My boyfriend continues to smoke around me, and this has turned into the hardest thing I've ever done because of it.  If I'm not exposed to the smell and sight of smoking, it's easier.  When I can smell it, and I can see it, it takes everything I have not to snap.   I salivate, shake, and clench my teeth.   Even now, I can't stop shaking.  I have a really hard time focusing.. even now I have to go back and reread what I write, and even get up from the computer for breaks (since I usually chain smoke when I'm sitting here).   It got to the point where I was beginning to feel pukey.   I told my bf that I was feeling like I was going to puke, he asked me why.  I told him it was because of the cravings, and his solution was to light a smoke, and try to hand it to me.  "If you're sick, have a smoke so you can feel better".    I completely shut down.   Something else took over.. as if I was the host to my addiction, and had no actual control over myself.   The best way to describe the overwhelming feeling I felt, is to call it an out-of-body-experience.   I stared at it, said no. But my bf didn't take it out of my face.   I took the smoke.  And as I took a drag, tears swelled in my eyes.   I failed, and not only that, the person I loved helped me do it.   The worst part was that the drag did nothing for me.  I took one puff, and then put it out.  I did not stop feeling sick.  My cravings didn't even go away.  So really, all I did was torture myself.  I felt like a prostitute who was trying to give up the life style, but had a pimp who forced me to use drugs so I couldn't escape.   I was really upset.

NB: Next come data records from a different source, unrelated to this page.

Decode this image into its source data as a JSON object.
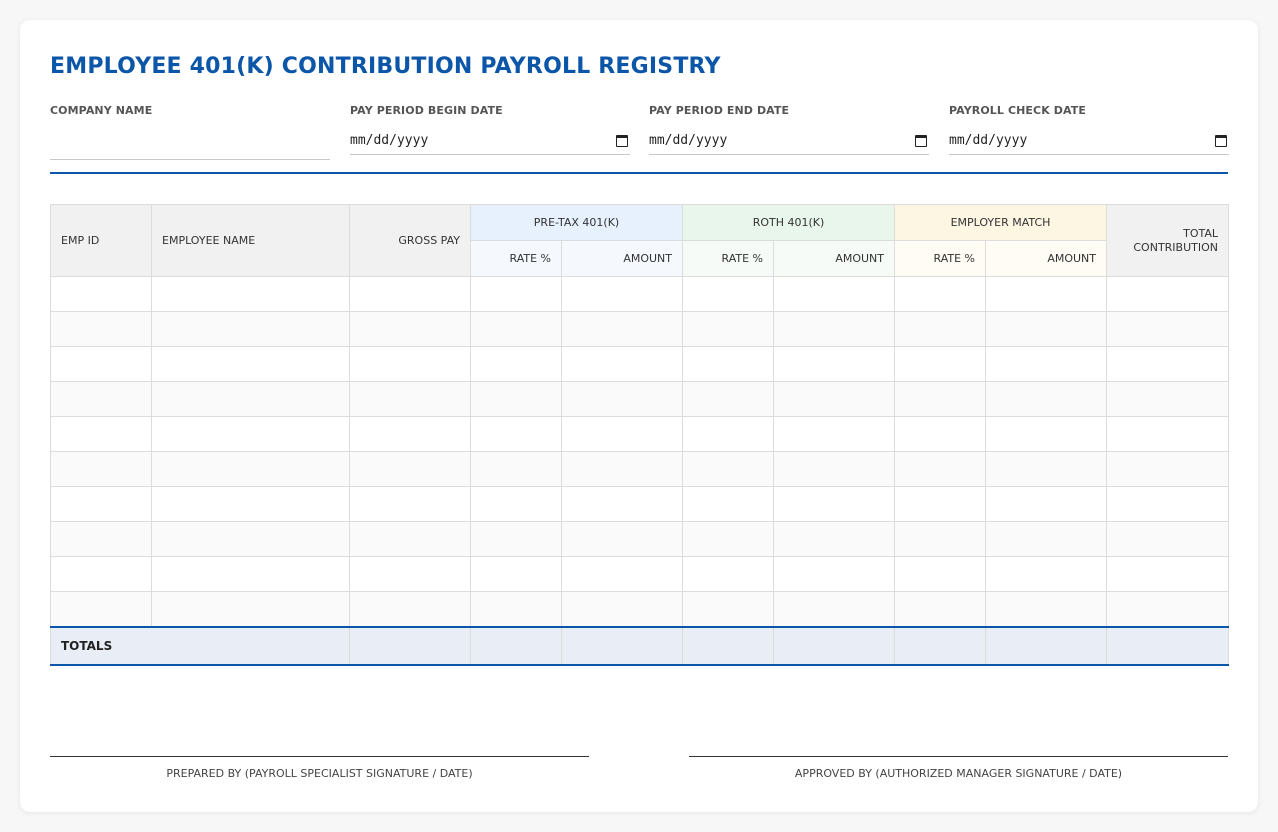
{
  "title": "EMPLOYEE 401(K) CONTRIBUTION PAYROLL REGISTRY",
  "fields": {
    "company_name": {
      "label": "COMPANY NAME",
      "value": ""
    },
    "begin_date": {
      "label": "PAY PERIOD BEGIN DATE",
      "placeholder": "mm/dd/yyyy"
    },
    "end_date": {
      "label": "PAY PERIOD END DATE",
      "placeholder": "mm/dd/yyyy"
    },
    "check_date": {
      "label": "PAYROLL CHECK DATE",
      "placeholder": "mm/dd/yyyy"
    }
  },
  "table": {
    "headers": {
      "emp_id": "EMP ID",
      "employee_name": "EMPLOYEE NAME",
      "gross_pay": "GROSS PAY",
      "pretax_group": "PRE-TAX 401(K)",
      "roth_group": "ROTH 401(K)",
      "match_group": "EMPLOYER MATCH",
      "total_line1": "TOTAL",
      "total_line2": "CONTRIBUTION",
      "rate": "RATE %",
      "amount": "AMOUNT"
    },
    "row_count": 10,
    "totals_label": "TOTALS"
  },
  "signatures": {
    "prepared": "PREPARED BY (PAYROLL SPECIALIST SIGNATURE / DATE)",
    "approved": "APPROVED BY (AUTHORIZED MANAGER SIGNATURE / DATE)"
  },
  "colors": {
    "accent": "#0b56a8",
    "pretax_header": "#e6f1fd",
    "roth_header": "#e8f6ec",
    "match_header": "#fdf6e3",
    "totals_row": "#e9eef6"
  }
}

The bf and I are not on speaking terms right now.   Especially since he thinks he can make all the decisions around here.   I guess, it's my fault that he's still smoking, because I asked for the smokes, and he's going to finish them off, just because they are there.   I guess he decided that he still wants to quit, but will do it after we run out of smokes again... which is so considerate.   He smokes while I quit, but I won't be smoking while he tries.   Not only that, he believes that he has to always be on the defensive side, because he assumes that I'm on a bitch war path.  I can't seem to pin him to anything without him turning it around on me, or pulling the "my way or the highway" approach he sometimes refers to.  Unfortunately for him, he has not seen the least of it. (Just wait until I confront him about what I said in this blog)   Next week will be my regular PMS week.  So not only will I be on a nicotine withdrawal, I'll be extremely hormonally imbalanced - to put things nicely. 

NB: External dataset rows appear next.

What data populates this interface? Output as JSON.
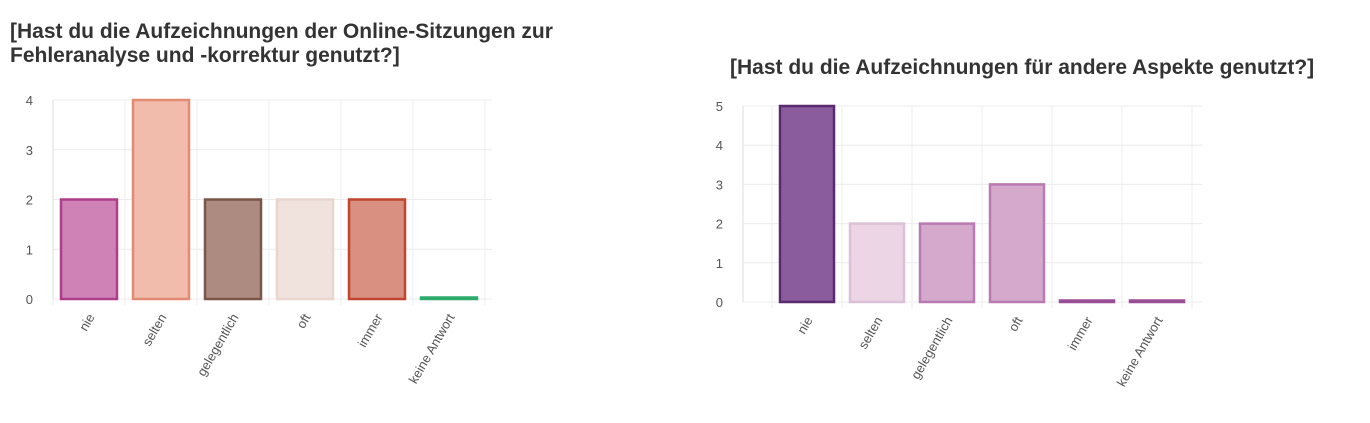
{
  "chart_data": [
    {
      "type": "bar",
      "title_lines": [
        "[Hast du die Aufzeichnungen der Online-Sitzungen zur",
        "Fehleranalyse und -korrektur genutzt?]"
      ],
      "categories": [
        "nie",
        "selten",
        "gelegentlich",
        "oft",
        "immer",
        "keine Antwort"
      ],
      "values": [
        2,
        4,
        2,
        2,
        2,
        0
      ],
      "ylim": [
        0,
        4
      ],
      "yticks": [
        0,
        1,
        2,
        3,
        4
      ],
      "grid": true,
      "colors": {
        "fill": [
          "#cf82b6",
          "#f2bcac",
          "#ad8b80",
          "#f0e2dc",
          "#d99080",
          "#2eab6c"
        ],
        "stroke": [
          "#b03c8c",
          "#e38a72",
          "#7a5548",
          "#e8d6ce",
          "#c0442e",
          "#2eab6c"
        ]
      }
    },
    {
      "type": "bar",
      "title_lines": [
        "[Hast du die Aufzeichnungen für andere Aspekte genutzt?]"
      ],
      "categories": [
        "nie",
        "selten",
        "gelegentlich",
        "oft",
        "immer",
        "keine Antwort"
      ],
      "values": [
        5,
        2,
        2,
        3,
        0,
        0
      ],
      "ylim": [
        0,
        5
      ],
      "yticks": [
        0,
        1,
        2,
        3,
        4,
        5
      ],
      "grid": true,
      "colors": {
        "fill": [
          "#8a5c9e",
          "#ecd6e6",
          "#d4a9cc",
          "#d4a9cc",
          "#b57ab0",
          "#b57ab0"
        ],
        "stroke": [
          "#5a2a6e",
          "#dcc0d8",
          "#b87ab0",
          "#b87ab0",
          "#9a4e98",
          "#9a4e98"
        ]
      }
    }
  ]
}
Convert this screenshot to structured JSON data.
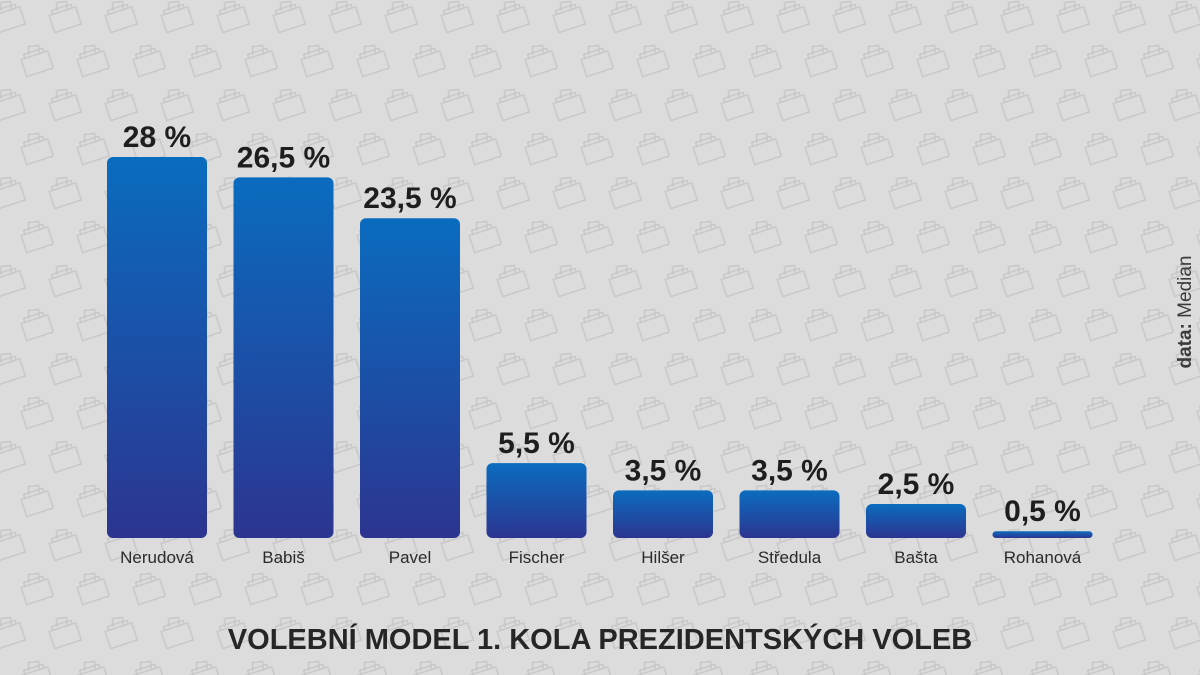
{
  "chart_data": {
    "type": "bar",
    "title": "VOLEBNÍ MODEL 1. KOLA PREZIDENTSKÝCH VOLEB",
    "categories": [
      "Nerudová",
      "Babiš",
      "Pavel",
      "Fischer",
      "Hilšer",
      "Středula",
      "Bašta",
      "Rohanová"
    ],
    "values": [
      28,
      26.5,
      23.5,
      5.5,
      3.5,
      3.5,
      2.5,
      0.5
    ],
    "value_labels": [
      "28 %",
      "26,5 %",
      "23,5 %",
      "5,5 %",
      "3,5 %",
      "3,5 %",
      "2,5 %",
      "0,5 %"
    ],
    "unit": "%",
    "ylim": [
      0,
      28
    ],
    "grid": false,
    "legend": "none",
    "colors": {
      "bar_top": "#0a6cbf",
      "bar_bottom": "#2c3590",
      "background": "#dcdcdc"
    }
  },
  "source": {
    "prefix": "data:",
    "name": "Median"
  }
}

Right now I'm going through a lot of symptoms.  I shake, salivate, increased appetite, am fatigued all the time, can't focus worth shit,  headache, body ache, hot flashes, weird nightmares, lack of sleep, and even feeling a little depressed. 


This is pretty self explanatory, but if you've never smoked before - don't ever start.  Even if you're just curious to see what it's like, don't do it- just take a smoker's word for it, and count your blessings. 

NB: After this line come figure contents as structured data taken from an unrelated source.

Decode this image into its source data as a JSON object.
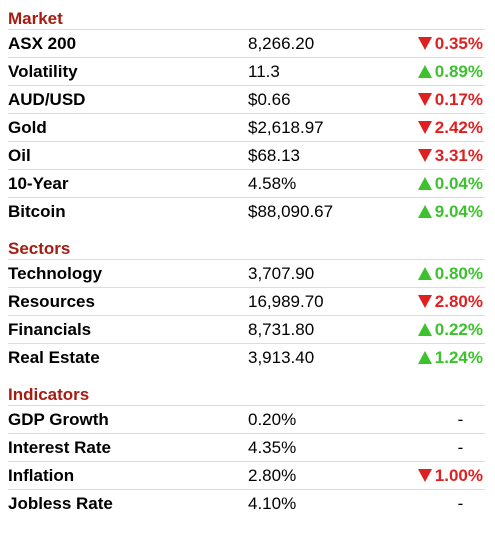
{
  "sections": [
    {
      "title": "Market",
      "rows": [
        {
          "name": "ASX 200",
          "value": "8,266.20",
          "direction": "down",
          "change": "0.35%"
        },
        {
          "name": "Volatility",
          "value": "11.3",
          "direction": "up",
          "change": "0.89%"
        },
        {
          "name": "AUD/USD",
          "value": "$0.66",
          "direction": "down",
          "change": "0.17%"
        },
        {
          "name": "Gold",
          "value": "$2,618.97",
          "direction": "down",
          "change": "2.42%"
        },
        {
          "name": "Oil",
          "value": "$68.13",
          "direction": "down",
          "change": "3.31%"
        },
        {
          "name": "10-Year",
          "value": "4.58%",
          "direction": "up",
          "change": "0.04%"
        },
        {
          "name": "Bitcoin",
          "value": "$88,090.67",
          "direction": "up",
          "change": "9.04%"
        }
      ]
    },
    {
      "title": "Sectors",
      "rows": [
        {
          "name": "Technology",
          "value": "3,707.90",
          "direction": "up",
          "change": "0.80%"
        },
        {
          "name": "Resources",
          "value": "16,989.70",
          "direction": "down",
          "change": "2.80%"
        },
        {
          "name": "Financials",
          "value": "8,731.80",
          "direction": "up",
          "change": "0.22%"
        },
        {
          "name": "Real Estate",
          "value": "3,913.40",
          "direction": "up",
          "change": "1.24%"
        }
      ]
    },
    {
      "title": "Indicators",
      "rows": [
        {
          "name": "GDP Growth",
          "value": "0.20%",
          "direction": "none",
          "change": "-"
        },
        {
          "name": "Interest Rate",
          "value": "4.35%",
          "direction": "none",
          "change": "-"
        },
        {
          "name": "Inflation",
          "value": "2.80%",
          "direction": "down",
          "change": "1.00%"
        },
        {
          "name": "Jobless Rate",
          "value": "4.10%",
          "direction": "none",
          "change": "-"
        }
      ]
    }
  ],
  "colors": {
    "section_title": "#a51c12",
    "down": "#e02020",
    "up": "#3bc22c"
  },
  "icons": {
    "down": "down-triangle-icon",
    "up": "up-triangle-icon"
  }
}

Seriously.. I started because I was curious, and never ever thought that one cigarette would end up as something I'd spend half of my life doing.   Quitting is extremely difficult - do not underestimate it like I have.  To compare it to anything, it would be like giving up food completely.  Even the cravings feel like extremely intense hunger pains.   It takes more than will power, it takes endurance, because withdrawal symptoms are not just psychological - they are also physical. 

I'm doing this shit once and for all.   I look forward to the day where I can say that I have been successful in this.   I really hope that my relationship doesn't suffer over this, it's the last thing I need right now.